Mack's words ring in my ears. Did he just say what I think he said? Did he just say the one thing I've been wanting him to say for all these years, even as I denied it, even to myself? That he wants me above all else - above his career, above all the other women, all the perks of being a famous football player? Part of me - a big part of me - wants to nestle into his arms and agree to his plan. But I can't do that. I came out here to do a job. And it wasn't getting Macklin Pride to quit the career he loves. Not to mention the fact that I'm still skittish, stung by a past neither of us have ever been able to get beyond.

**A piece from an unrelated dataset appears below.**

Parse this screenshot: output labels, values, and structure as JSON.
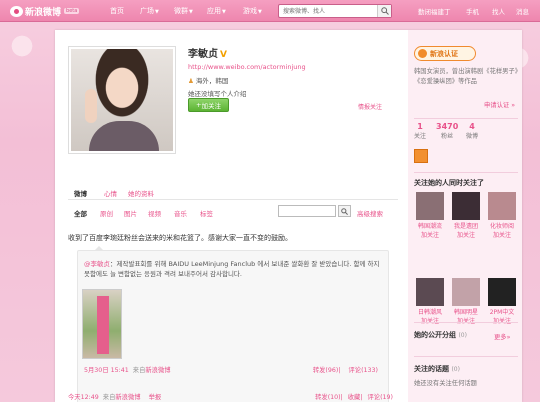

“I don’t know if you’ll be saying that when Kinley throws her tantrum and gets her way. She’s the most dangerous kind of woman. Privileged. Scorned and rejected. And she enjoys playing the victim. There’s no one the media loves more than that type of girl. They see her as innocent and powerless—and when she’s officially jilted and you leave the NFL, there won’t be another job or another fancy life lined up for you after it all ends.” I lower my head into my hands, head starting to pulse just slightly, a cloudy pain forming behind my eyes. I fear the end coming, the end of whatever this is. I might as well say goodbye to Mack now, even though there are many things left unsaid, secrets left unspoken, layers hidden beneath his surface. So many people might think that there’s not much hidden beneath the façade of a masculine, muscular linebacker. But with Mack, there have always been hidden depths. If I’d thought of that when he left instead of being blinded by pain, maybe I would have gone to him then. And maybe we wouldn’t be sitting here right now.